UW News

August 6, 2009

Adviser of the Year Balston enjoys helping students find their way

When Kay Balston graduated from high school 40 years ago, she didn’t head right off to college. “My parents told me I was going to get married, so I didn’t need to go to college,” Balston said.

She did indeed get married, then traveled with her husband — who was in the military — to one post after another. And as she traveled, she went to one college after another, taking a course here, a course there. She finally finished her degree in history years later while working at Pacific Lutheran University.

Small wonder that Balston ended up working in a job helping students to succeed, and that she’s done it so well that she was named Adviser of the Year by the UW’s Association of Professional Advisers and Counselors. It’s an honor given to just one of the University’s many advisers each year.

“I just love working with students,” Balston said. “It really is my strength.”

She started at PLU, where she was the coordinator of social science graduate programs. But that was more of an administrative role, providing her with just enough student contact that when she saw an adviser position open at Highline Community College, she went for it.

Balston was hired by Lance Gibson, director of counseling at Highline, who became her mentor. “He helped me learn — not just the information you need as an adviser, but the nonverbal cues that students give you and how to deal with challenging situations,” she said. “He pushed me to learn all I could about working with students.”

She learned so well that eventually she became director of advising at Highline, earning a master’s degree in Educational Leadership and Policy Studies from the UW’s College of Education along the way. But Balston found that her administrative duties limited the time she had to work with students, and she missed that.

So when there was an opening in the UW’s Gateway Advising Center, Balston was ready to give up her supervisory role. “I had known advisers in this office and worked with them for quite a long time,” she said. “I haven’t regretted making the move.”

The Gateway Center serves mostly freshmen and sophomores, and Balston has specialized in pre-nursing and other students interested in the health sciences. An adviser is, she said, a guide:

“I don’t see my job as telling students what to do. What I want is to understand what their needs are, then give them a series of options and help them struggle with making a decision — whether it’s about choosing a major, or how to handle a situation like trying to balance work and school and life.
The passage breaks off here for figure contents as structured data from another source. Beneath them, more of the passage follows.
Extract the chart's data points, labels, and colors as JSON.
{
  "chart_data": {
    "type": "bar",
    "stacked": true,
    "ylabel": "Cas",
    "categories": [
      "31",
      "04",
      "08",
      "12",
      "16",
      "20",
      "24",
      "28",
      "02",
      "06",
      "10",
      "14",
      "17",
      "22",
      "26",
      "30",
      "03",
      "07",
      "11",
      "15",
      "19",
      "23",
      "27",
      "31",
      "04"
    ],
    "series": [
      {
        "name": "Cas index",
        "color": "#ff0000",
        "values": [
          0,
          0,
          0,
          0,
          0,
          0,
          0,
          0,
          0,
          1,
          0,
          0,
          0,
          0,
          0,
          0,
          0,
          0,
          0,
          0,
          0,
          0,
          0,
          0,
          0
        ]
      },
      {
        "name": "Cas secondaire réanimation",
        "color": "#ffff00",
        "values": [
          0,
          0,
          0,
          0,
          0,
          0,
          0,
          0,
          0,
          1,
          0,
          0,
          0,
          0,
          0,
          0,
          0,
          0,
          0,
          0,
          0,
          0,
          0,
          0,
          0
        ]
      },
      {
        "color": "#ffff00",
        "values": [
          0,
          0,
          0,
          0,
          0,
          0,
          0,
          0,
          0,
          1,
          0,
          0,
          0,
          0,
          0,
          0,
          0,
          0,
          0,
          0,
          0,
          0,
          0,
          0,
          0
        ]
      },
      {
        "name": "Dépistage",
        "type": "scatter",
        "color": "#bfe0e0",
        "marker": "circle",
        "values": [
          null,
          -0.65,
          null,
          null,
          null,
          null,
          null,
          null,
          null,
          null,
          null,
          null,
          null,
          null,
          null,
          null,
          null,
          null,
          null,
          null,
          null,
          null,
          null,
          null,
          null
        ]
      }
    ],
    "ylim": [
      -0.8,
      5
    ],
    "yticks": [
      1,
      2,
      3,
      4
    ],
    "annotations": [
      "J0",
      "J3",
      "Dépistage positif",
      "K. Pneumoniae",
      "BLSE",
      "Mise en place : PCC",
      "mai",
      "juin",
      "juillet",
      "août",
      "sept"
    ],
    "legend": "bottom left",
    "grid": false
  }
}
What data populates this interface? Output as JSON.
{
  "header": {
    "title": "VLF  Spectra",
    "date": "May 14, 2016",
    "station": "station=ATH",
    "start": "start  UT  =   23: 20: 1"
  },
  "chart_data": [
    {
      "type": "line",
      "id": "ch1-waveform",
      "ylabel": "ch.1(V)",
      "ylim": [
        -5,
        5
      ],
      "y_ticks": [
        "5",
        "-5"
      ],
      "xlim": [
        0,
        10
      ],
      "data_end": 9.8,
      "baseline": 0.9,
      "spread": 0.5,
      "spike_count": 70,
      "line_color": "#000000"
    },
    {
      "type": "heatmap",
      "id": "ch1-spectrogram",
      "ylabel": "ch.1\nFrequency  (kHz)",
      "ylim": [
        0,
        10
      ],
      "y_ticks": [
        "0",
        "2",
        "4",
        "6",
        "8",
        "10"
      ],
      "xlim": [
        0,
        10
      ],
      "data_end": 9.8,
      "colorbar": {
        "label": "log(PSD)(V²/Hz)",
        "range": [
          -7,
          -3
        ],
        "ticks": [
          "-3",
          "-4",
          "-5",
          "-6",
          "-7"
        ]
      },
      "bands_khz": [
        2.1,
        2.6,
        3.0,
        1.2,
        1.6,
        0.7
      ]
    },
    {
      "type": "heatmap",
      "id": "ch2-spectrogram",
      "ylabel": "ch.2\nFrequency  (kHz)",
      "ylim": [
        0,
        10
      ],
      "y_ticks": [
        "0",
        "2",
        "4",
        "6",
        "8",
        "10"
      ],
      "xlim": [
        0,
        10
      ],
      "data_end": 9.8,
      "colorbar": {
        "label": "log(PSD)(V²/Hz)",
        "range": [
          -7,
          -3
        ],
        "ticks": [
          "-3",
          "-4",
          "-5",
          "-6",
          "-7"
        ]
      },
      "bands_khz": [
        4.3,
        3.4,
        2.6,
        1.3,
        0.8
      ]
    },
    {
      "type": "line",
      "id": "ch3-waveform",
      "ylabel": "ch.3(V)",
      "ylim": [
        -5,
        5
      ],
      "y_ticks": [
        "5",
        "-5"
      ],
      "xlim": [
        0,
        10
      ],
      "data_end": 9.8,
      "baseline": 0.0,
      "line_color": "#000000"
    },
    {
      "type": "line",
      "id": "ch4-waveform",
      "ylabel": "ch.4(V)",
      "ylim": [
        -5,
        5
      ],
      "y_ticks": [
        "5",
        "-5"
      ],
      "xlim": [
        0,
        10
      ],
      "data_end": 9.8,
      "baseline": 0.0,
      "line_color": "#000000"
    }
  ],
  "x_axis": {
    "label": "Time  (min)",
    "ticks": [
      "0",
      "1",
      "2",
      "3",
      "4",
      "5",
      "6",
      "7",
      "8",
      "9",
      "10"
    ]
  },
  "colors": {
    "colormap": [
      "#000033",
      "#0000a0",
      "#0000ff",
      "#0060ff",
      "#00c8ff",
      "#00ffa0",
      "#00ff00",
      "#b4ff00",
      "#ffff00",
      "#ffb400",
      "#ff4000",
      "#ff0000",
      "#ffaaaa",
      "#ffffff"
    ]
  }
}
An adviser’s role is to be supportive to students, encouraging them and making sure they get accurate information in a timely way, and occasionally giving them a little bit of a push or a ‘Hey, what’s going on with you?’ when they need it.”

Balston was deeply involved in developing the “Roadmap to Choosing a Major” workshop — a 90-minute session that involves the UW Career Center and Counseling Center as well as the Gateway Center. The workshop doesn’t answer questions about specific majors, Balston said, but rather helps students to analyze their interests and values and then match these up with a number of possible majors. This year students will leave the workshop with a packet of material to take to their adviser, who will help them figure out the next steps.

The content of the workshop is not unlike the individual sessions Balston often finds herself in. “I work with a lot of freshmen, and I see so many who want to go into health care,” she said. “They want to do that not because they’re passionate about science, but because they’re passionate about helping people. I try to get them to see that there are many ways to do that — both inside and outside the so-called ‘helping professions.'”

This year, Balston will be giving up the pre-nursing group as she moves to a three-days-a-week schedule. As part of her new focus on low scholarship students, she’s already teamed up with fellow adviser Chanira Reang Sperry to offer the Academic Success Workshop, which helps students evaluate and improve study habits and study skills.

“Students are such a surprise,” Balston said. “You start talking to students and all of a sudden you discover all these interesting things about them or you discover some challenges that some of them face. The trust they have in an adviser means a lot to me — that they’re willing to put themselves out and say what’s going on. Then to see it all work out for them and have them come in and say, I got into whatever program it was — that’s just an awful lot of fun.”